Alle Beteiligten waren sich aber einig, dass es sich in jedem Fall lohne, für den Fortbestand des traditionellen Fachverbandes zu kämpfen. Bestatter Wilhelm Lautenbach sagte: „Es wäre zu wünschen, dass wir Vorschläge hätten, wer im nächsten Jahr den Vorsitz und die Vorstandsposten übernimmt.“

Erfreuliche Zahlen der Kassenprüfer

Erfreuliche Zahlen hatten die Kassenprüfer parat. Bernd Berger, Chef des Bestattungsunternehmens Meyer, sagte: „Die Kassenlage ist in Ordnung, die Kassenführung erfolgte sauber, ordentlich und ohne Beanstandungen.“

Entsprechend erfolgte die Entlastung des Vorstandes mit großer Mehrheit. Malte Kempelmann, der stellvertretende Vorsitzende des Fachverbandes, berichtete anschließend über das abgelaufene Geschäftsjahr des Feuerbestattungsverbandes.
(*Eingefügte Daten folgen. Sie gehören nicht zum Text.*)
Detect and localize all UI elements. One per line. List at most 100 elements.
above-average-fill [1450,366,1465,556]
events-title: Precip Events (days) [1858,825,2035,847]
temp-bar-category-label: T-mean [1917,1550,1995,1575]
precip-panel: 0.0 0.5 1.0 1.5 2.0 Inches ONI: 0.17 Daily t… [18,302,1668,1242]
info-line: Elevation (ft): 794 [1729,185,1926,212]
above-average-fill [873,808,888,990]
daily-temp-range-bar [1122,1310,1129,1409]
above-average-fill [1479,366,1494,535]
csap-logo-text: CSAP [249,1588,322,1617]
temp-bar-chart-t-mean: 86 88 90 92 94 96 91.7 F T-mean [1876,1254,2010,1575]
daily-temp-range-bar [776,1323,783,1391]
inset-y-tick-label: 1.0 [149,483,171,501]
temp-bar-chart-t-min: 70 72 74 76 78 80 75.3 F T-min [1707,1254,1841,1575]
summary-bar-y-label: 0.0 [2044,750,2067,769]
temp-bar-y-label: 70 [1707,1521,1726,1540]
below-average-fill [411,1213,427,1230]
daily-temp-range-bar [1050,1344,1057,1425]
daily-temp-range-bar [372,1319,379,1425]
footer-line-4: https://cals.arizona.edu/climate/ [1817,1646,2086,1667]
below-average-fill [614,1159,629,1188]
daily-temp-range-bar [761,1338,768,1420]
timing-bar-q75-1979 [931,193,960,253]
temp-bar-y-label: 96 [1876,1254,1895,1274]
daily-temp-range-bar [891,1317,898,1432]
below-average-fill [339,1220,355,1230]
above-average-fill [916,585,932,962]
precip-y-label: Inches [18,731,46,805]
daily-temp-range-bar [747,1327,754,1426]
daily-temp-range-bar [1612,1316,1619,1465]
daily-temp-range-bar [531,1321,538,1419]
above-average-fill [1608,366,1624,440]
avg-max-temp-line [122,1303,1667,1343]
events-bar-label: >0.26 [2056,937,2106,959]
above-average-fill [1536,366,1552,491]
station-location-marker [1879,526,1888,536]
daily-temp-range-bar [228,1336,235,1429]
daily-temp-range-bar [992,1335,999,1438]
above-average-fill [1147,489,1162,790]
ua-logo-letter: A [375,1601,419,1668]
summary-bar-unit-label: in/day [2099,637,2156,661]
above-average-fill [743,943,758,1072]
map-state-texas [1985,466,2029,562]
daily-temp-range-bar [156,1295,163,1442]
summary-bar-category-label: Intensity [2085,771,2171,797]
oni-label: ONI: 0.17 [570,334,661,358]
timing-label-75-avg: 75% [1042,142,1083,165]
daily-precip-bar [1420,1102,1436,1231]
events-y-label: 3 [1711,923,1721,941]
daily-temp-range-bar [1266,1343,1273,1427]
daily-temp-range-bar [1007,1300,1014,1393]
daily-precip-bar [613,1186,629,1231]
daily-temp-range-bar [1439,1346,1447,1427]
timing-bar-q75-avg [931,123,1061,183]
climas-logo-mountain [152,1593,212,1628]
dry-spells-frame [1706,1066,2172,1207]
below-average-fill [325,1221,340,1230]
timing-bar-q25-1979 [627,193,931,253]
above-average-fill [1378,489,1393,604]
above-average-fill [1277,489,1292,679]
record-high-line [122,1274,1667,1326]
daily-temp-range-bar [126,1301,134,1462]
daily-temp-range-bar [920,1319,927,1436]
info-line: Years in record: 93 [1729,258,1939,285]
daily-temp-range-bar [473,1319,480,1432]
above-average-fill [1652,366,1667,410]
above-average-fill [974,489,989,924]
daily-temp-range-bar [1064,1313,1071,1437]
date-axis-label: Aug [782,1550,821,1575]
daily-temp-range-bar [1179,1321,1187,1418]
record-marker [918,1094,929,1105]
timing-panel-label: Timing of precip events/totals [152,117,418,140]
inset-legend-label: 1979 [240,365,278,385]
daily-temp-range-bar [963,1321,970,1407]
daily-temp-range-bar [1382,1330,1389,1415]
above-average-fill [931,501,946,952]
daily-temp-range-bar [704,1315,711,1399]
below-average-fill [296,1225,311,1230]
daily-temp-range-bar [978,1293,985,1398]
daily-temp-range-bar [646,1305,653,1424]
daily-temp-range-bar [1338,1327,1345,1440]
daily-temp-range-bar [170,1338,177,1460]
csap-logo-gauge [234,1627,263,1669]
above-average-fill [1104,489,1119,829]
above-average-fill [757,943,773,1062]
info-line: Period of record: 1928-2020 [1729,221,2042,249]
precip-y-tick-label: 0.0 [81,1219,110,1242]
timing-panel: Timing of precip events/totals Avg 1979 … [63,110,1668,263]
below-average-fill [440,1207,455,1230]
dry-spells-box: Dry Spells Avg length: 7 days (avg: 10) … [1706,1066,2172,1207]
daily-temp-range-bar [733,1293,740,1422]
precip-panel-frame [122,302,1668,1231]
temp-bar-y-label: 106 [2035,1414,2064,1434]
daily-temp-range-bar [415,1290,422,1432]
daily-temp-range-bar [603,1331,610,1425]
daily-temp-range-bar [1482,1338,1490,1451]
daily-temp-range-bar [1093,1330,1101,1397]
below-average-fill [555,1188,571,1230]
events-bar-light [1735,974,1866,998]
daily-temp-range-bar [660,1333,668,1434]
Auch hier hörten die Anwesenden ausschließlich erfreuliche Zahlen.

Zum Abschluss bedankte sich Torsten Jöcks für die lebhafte Diskussion und richtete noch einen Dank an das Restaurant Bischofshol für die gute Organisation der Veranstaltung aus.

Nach dem offiziellen Teil traf sich ein Großteil der Bestatter noch im gemütlichen Biergarten des Restaurants, um noch ein wenig weiter zu diskutieren.